Ein Berliner Vater hat sich jetzt in einem Brief an Bundespräsident Horst Köhler gewand, um auf die schlechte Personalausstattung am Freiherr-vom-Stein-Gymnasium in Spandau aufmerksam zu machen.

Ein Berliner Vater hat sich jetzt in einem Brief an Bundespräsident Horst Köhler gewand, um auf die schlechte Personalausstattung am Freiherr-vom-Stein-Gymnasium in Spandau aufmerksam zu machen. Tarek El-Naschef fordert Horst Köhler auf, Druck auf die Regierenden in Berlin auszuüben, damit "unsere Kinder auch an einer öffentlichen Schule ihr Recht auf Bildung erhalten."

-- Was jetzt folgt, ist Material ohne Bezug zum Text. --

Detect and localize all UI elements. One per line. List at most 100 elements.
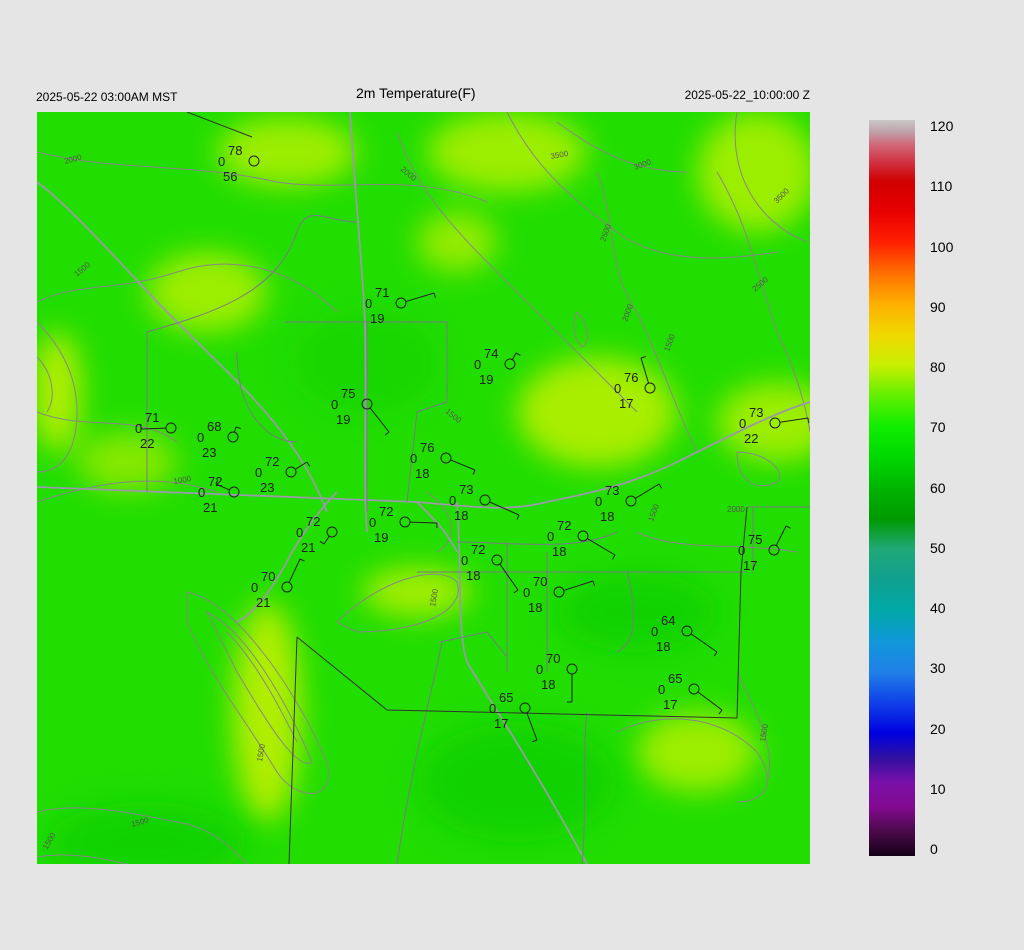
wind-barb-flag xyxy=(319,540,325,545)
station-precip: 0 xyxy=(547,529,554,544)
station-plot: 72021 xyxy=(296,514,338,555)
station-precip: 0 xyxy=(410,451,417,466)
station-circle xyxy=(361,398,373,410)
station-plot: 75019 xyxy=(331,386,390,436)
station-plot: 64018 xyxy=(651,613,718,657)
contour-label: 2000 xyxy=(63,152,83,165)
contour-label: 1500 xyxy=(130,815,150,828)
station-circle xyxy=(227,431,239,443)
wind-barb xyxy=(288,558,301,583)
station-temperature: 74 xyxy=(484,346,498,361)
wind-barb xyxy=(499,563,519,591)
station-precip: 0 xyxy=(218,154,225,169)
station-temperature: 70 xyxy=(261,569,275,584)
station-temperature: 73 xyxy=(459,482,473,497)
station-temperature: 72 xyxy=(471,542,485,557)
station-dewpoint: 17 xyxy=(494,716,508,731)
station-temperature: 78 xyxy=(228,143,242,158)
station-plot: 70021 xyxy=(251,558,305,610)
station-precip: 0 xyxy=(523,585,530,600)
station-circle xyxy=(688,683,700,695)
wind-barb xyxy=(323,535,330,545)
station-plot: 72019 xyxy=(369,504,438,545)
station-temperature: 75 xyxy=(341,386,355,401)
station-plot: 71022 xyxy=(135,410,177,451)
station-precip: 0 xyxy=(365,296,372,311)
station-dewpoint: 18 xyxy=(541,677,555,692)
station-circle xyxy=(681,625,693,637)
wind-barb xyxy=(489,501,520,516)
station-plot: 70018 xyxy=(536,651,578,703)
station-temperature: 76 xyxy=(624,370,638,385)
station-circle xyxy=(491,554,503,566)
station-precip: 0 xyxy=(489,701,496,716)
station-precip: 0 xyxy=(738,543,745,558)
station-circle xyxy=(248,155,260,167)
station-circle xyxy=(281,581,293,593)
station-temperature: 68 xyxy=(207,419,221,434)
station-temperature: 72 xyxy=(265,454,279,469)
colorbar-tick-label: 100 xyxy=(930,238,954,255)
station-dewpoint: 19 xyxy=(374,530,388,545)
colorbar-tick-label: 0 xyxy=(930,841,938,857)
wind-barb xyxy=(779,417,809,423)
station-plot: 71019 xyxy=(365,285,436,326)
station-plot: 72021 xyxy=(198,474,240,515)
station-dewpoint: 19 xyxy=(370,311,384,326)
colorbar-tick-label: 80 xyxy=(930,359,946,375)
colorbar-tick-label: 40 xyxy=(930,600,946,616)
station-temperature: 75 xyxy=(748,532,762,547)
contour-label: 1500 xyxy=(646,502,661,522)
wind-barb xyxy=(640,357,650,384)
contour-label: 1500 xyxy=(444,407,464,426)
wind-barb xyxy=(635,483,660,499)
map-labels: 780567101974019 7601775019710226802373022… xyxy=(41,143,810,851)
station-circle xyxy=(577,530,589,542)
station-dewpoint: 18 xyxy=(656,639,670,654)
station-temperature: 76 xyxy=(420,440,434,455)
contour-label: 2500 xyxy=(598,222,613,242)
wind-barb xyxy=(233,426,237,433)
contour-label: 1500 xyxy=(73,260,93,279)
map-title: 2m Temperature(F) xyxy=(356,85,476,101)
colorbar-tick-label: 50 xyxy=(930,539,946,556)
wind-barb xyxy=(140,427,167,430)
contour-label: 2000 xyxy=(727,505,745,514)
wind-barb-flag xyxy=(384,431,390,436)
wind-barb xyxy=(587,538,616,556)
contour-label: 2000 xyxy=(399,165,419,184)
station-dewpoint: 56 xyxy=(223,169,237,184)
station-dewpoint: 23 xyxy=(202,445,216,460)
wind-barb xyxy=(563,580,594,591)
wind-barb xyxy=(690,633,718,653)
station-precip: 0 xyxy=(595,494,602,509)
station-temperature: 72 xyxy=(557,518,571,533)
station-plot: 73018 xyxy=(449,482,520,523)
wind-barb xyxy=(369,407,390,433)
station-circle xyxy=(399,516,411,528)
station-dewpoint: 18 xyxy=(466,568,480,583)
station-dewpoint: 19 xyxy=(336,412,350,427)
colorbar-tick-label: 20 xyxy=(930,720,946,737)
wind-barb-flag xyxy=(718,709,723,715)
station-temperature: 73 xyxy=(605,483,619,498)
wind-barb-flag xyxy=(306,461,311,467)
station-dewpoint: 22 xyxy=(140,436,154,451)
station-circle xyxy=(395,297,407,309)
valid-time-local: 2025-05-22 03:00AM MST xyxy=(36,90,178,104)
station-circle xyxy=(228,486,240,498)
station-dewpoint: 18 xyxy=(600,509,614,524)
station-temperature: 70 xyxy=(546,651,560,666)
wind-barb-flag xyxy=(433,292,436,298)
wind-barb-flag xyxy=(592,580,596,586)
station-circle xyxy=(553,586,565,598)
contour-label: 1000 xyxy=(173,474,193,486)
contour-label: 1500 xyxy=(255,743,267,763)
wind-barb xyxy=(775,525,787,546)
station-dewpoint: 18 xyxy=(552,544,566,559)
station-plot: 72018 xyxy=(461,542,519,594)
station-plot: 76017 xyxy=(614,356,656,411)
contour-label: 1500 xyxy=(428,588,440,608)
contour-label: 3500 xyxy=(772,186,791,205)
station-temperature: 72 xyxy=(208,474,222,489)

Am einzigen Schnellläufergymnasium im Bezirk fehlten 3,5 Lehrerstellen, so der Vater. Dies sei bereits vor den Sommerferien bekannt gewesen, da Lehrkräfte in den Ruhestand verabschiedet wurden. Inzwischen seien bereits sechs Schulwochen vergangen und das Gymnasium habe noch immer keine neuen Lehrer. Damit verstoße das Land Berlin gegen seine Beschulungspflicht, so Tarek El-Naschef.

"Wir sind mit drei offenen Stellen in das Schuljahr gestartet. Unterricht musste ausfallen", bestätigte Schulleiter Norbert Verch. Vor eineinhalb Wochen habe er eine unbefristete Stelle bewilligt bekommen. Das Auswahlverfahren sei abgeschlossen. "Heute werden Bewerbungsgespräche für zwei weitere Stellen stattfinden, die bis zum 31. Januar 2008 befristet sind", so Verch. Kenneth Frisse, Sprecher der Bildungsverwaltung, verwies ebenfalls auf drei laufende Einstellungsverfahren.

Bewegung gibt es auch an der Grunewald-Grundschule in Wilmersdorf. Dort hatten Schüler und Eltern bereits zwei Mal wegen fehlender Lehrer demonstriert. "25 Prozent Unterrichtsausfall nehmen wir nicht hin", sagte Thomas Göbel, Vorsitzender der Gesamtelternvertretung. Auch Deutschförderung könne nicht stattfinden. Kenneth Frisse, Sprecher der Bildungsverwaltung, betonte indes, dass gegenwärtig vier Verfahren zur befristeten Einstellung von Vertretungslehrern laufen; zwei seien bereits weit fortgeschritten. Nur die Personalvertretung müsse noch zustimmen.